We all have to use the word “allegedly” because none of the above companies — including App Annie — admitted guilt, nor were found guilty. They all get to pretend as though they have not broken the law. This settlement process may be less expensive than taking these cases to trial, but the result is that fraud and systemic abuse is treated as a business expense. And remember: these press releases are all from the last ten weeks.

Anyway, all of that is surely beyond the scope of this little website. I wanted to look at that App Annie settlement in more detail and got sidetracked. Here:

[…] The order finds that App Annie and Schmitt understood that companies would only share their confidential app performance data with App Annie if it promised not to disclose their data to third parties, and as a result App Annie and Schmitt assured companies that their data would be aggregated and anonymized before being used by a statistical model to generate estimates of app performance. Contrary to these representations, the order finds that from late 2014 through mid-2018, App Annie used non-aggregated and non-anonymized data to alter its model-generated estimates to make them more valuable to sell to trading firms.

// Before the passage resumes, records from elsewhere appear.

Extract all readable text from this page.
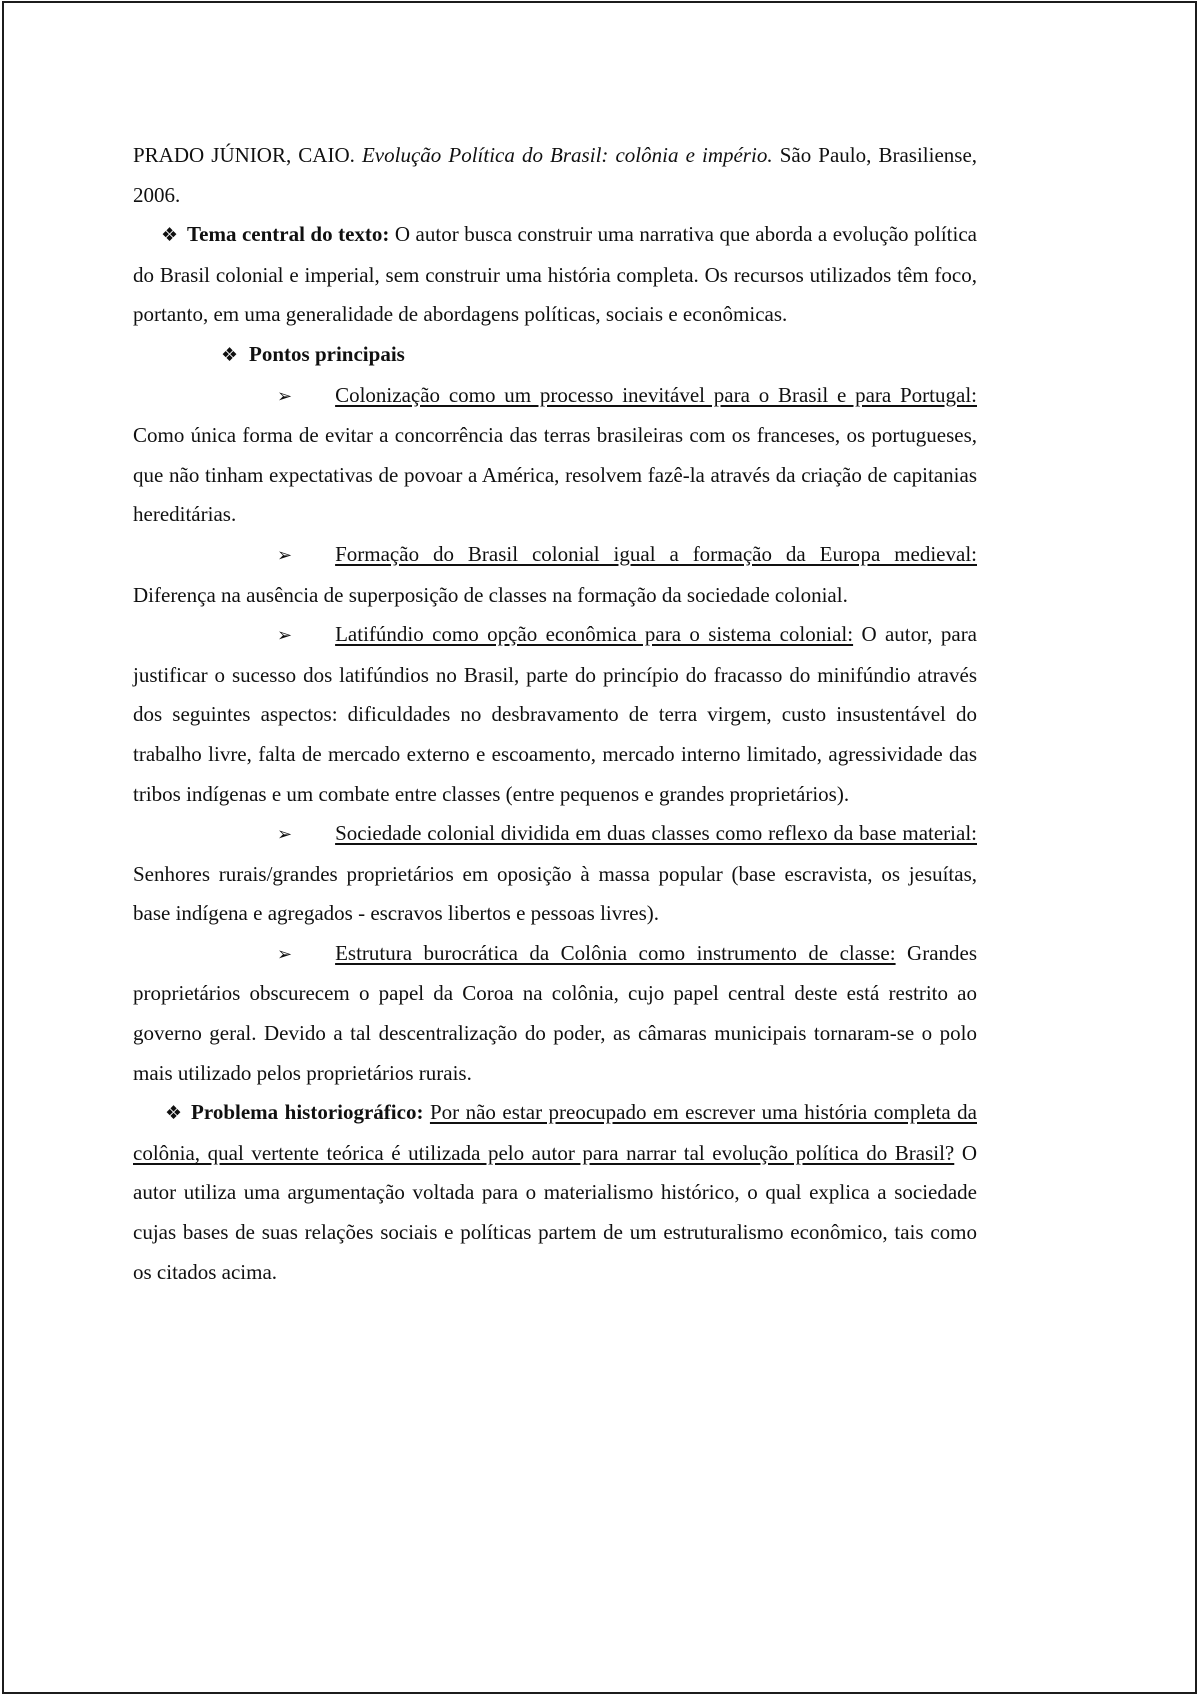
PRADO JÚNIOR, CAIO. Evolução Política do Brasil: colônia e império. São Paulo, Brasiliense, 2006.

❖ Tema central do texto: O autor busca construir uma narrativa que aborda a evolução política do Brasil colonial e imperial, sem construir uma história completa. Os recursos utilizados têm foco, portanto, em uma generalidade de abordagens políticas, sociais e econômicas.

❖ Pontos principais

➢ Colonização como um processo inevitável para o Brasil e para Portugal: Como única forma de evitar a concorrência das terras brasileiras com os franceses, os portugueses, que não tinham expectativas de povoar a América, resolvem fazê-la através da criação de capitanias hereditárias.

➢ Formação do Brasil colonial igual a formação da Europa medieval: Diferença na ausência de superposição de classes na formação da sociedade colonial.

➢ Latifúndio como opção econômica para o sistema colonial: O autor, para justificar o sucesso dos latifúndios no Brasil, parte do princípio do fracasso do minifúndio através dos seguintes aspectos: dificuldades no desbravamento de terra virgem, custo insustentável do trabalho livre, falta de mercado externo e escoamento, mercado interno limitado, agressividade das tribos indígenas e um combate entre classes (entre pequenos e grandes proprietários).

➢ Sociedade colonial dividida em duas classes como reflexo da base material: Senhores rurais/grandes proprietários em oposição à massa popular (base escravista, os jesuítas, base indígena e agregados - escravos libertos e pessoas livres).

➢ Estrutura burocrática da Colônia como instrumento de classe: Grandes proprietários obscurecem o papel da Coroa na colônia, cujo papel central deste está restrito ao governo geral. Devido a tal descentralização do poder, as câmaras municipais tornaram-se o polo mais utilizado pelos proprietários rurais.

❖ Problema historiográfico: Por não estar preocupado em escrever uma história completa da colônia, qual vertente teórica é utilizada pelo autor para narrar tal evolução política do Brasil? O autor utiliza uma argumentação voltada para o materialismo histórico, o qual explica a sociedade cujas bases de suas relações sociais e políticas partem de um estruturalismo econômico, tais como os citados acima.
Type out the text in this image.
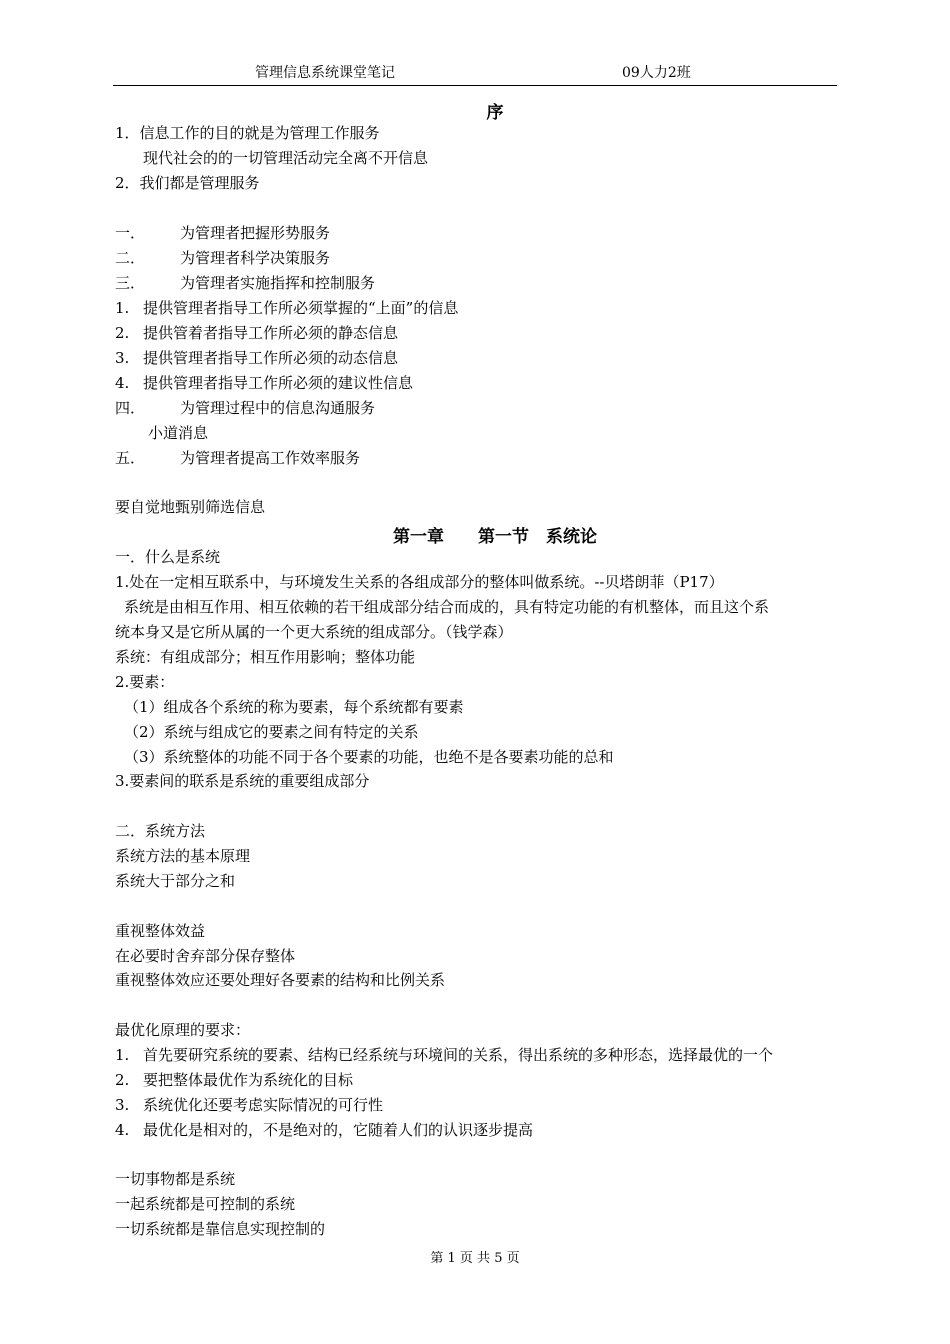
管理信息系统课堂笔记	09人力2班
序
1．信息工作的目的就是为管理工作服务
现代社会的的一切管理活动完全离不开信息
2．我们都是管理服务
一． 为管理者把握形势服务
二． 为管理者科学决策服务
三． 为管理者实施指挥和控制服务
1. 提供管理者指导工作所必须掌握的“上面”的信息
2. 提供管着者指导工作所必须的静态信息
3. 提供管理者指导工作所必须的动态信息
4. 提供管理者指导工作所必须的建议性信息
四． 为管理过程中的信息沟通服务
小道消息
五． 为管理者提高工作效率服务
要自觉地甄别筛选信息
第一章　　第一节　系统论
一．什么是系统
1.处在一定相互联系中，与环境发生关系的各组成部分的整体叫做系统。--贝塔朗菲（P17）
系统是由相互作用、相互依赖的若干组成部分结合而成的，具有特定功能的有机整体，而且这个系
统本身又是它所从属的一个更大系统的组成部分。（钱学森）
系统：有组成部分；相互作用影响；整体功能
2.要素：
（1）组成各个系统的称为要素，每个系统都有要素
（2）系统与组成它的要素之间有特定的关系
（3）系统整体的功能不同于各个要素的功能，也绝不是各要素功能的总和
3.要素间的联系是系统的重要组成部分
二．系统方法
系统方法的基本原理
系统大于部分之和
重视整体效益
在必要时舍弃部分保存整体
重视整体效应还要处理好各要素的结构和比例关系
最优化原理的要求：
1. 首先要研究系统的要素、结构已经系统与环境间的关系，得出系统的多种形态，选择最优的一个
2. 要把整体最优作为系统化的目标
3. 系统优化还要考虑实际情况的可行性
4. 最优化是相对的，不是绝对的，它随着人们的认识逐步提高
一切事物都是系统
一起系统都是可控制的系统
一切系统都是靠信息实现控制的
第 1 页 共 5 页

A reminder that App Annie’s data collection practices, like other similar companies, are horrible and creepy.

John Voorhees at MacStories has posted copies of all of the videos from today’s “California Streaming” launch of the iPhone 13 lineup, Apple Watch Series 7, and new iPad and iPad Mini models. Apple did not launch new AirPods — which is a bit embarrassing for me — but at least I was not peddling rumours about a big Apple Watch redesign or satellite connectivity in the iPhone.

To find these videos, you may have to look at little harder than simply visiting YouTube and searching for “Apple”. Right now, the top-ranked video for that query is a live stream of a cryptocurrency scam. When I checked earlier, over fifteen thousand people were watching, and the channel broadcasting it somehow has over a million subscribers. As of writing, it is still live, and the Bitcoin and Ethereum addresses associated with the scam have received over $170,000 in just a few hours today.

Google has not responded to my questions about how easy it is to hijack an obviously popular brand term on YouTube with a commonplace scam like this one.

Update: A Google spokesperson confirmed the channel was terminated.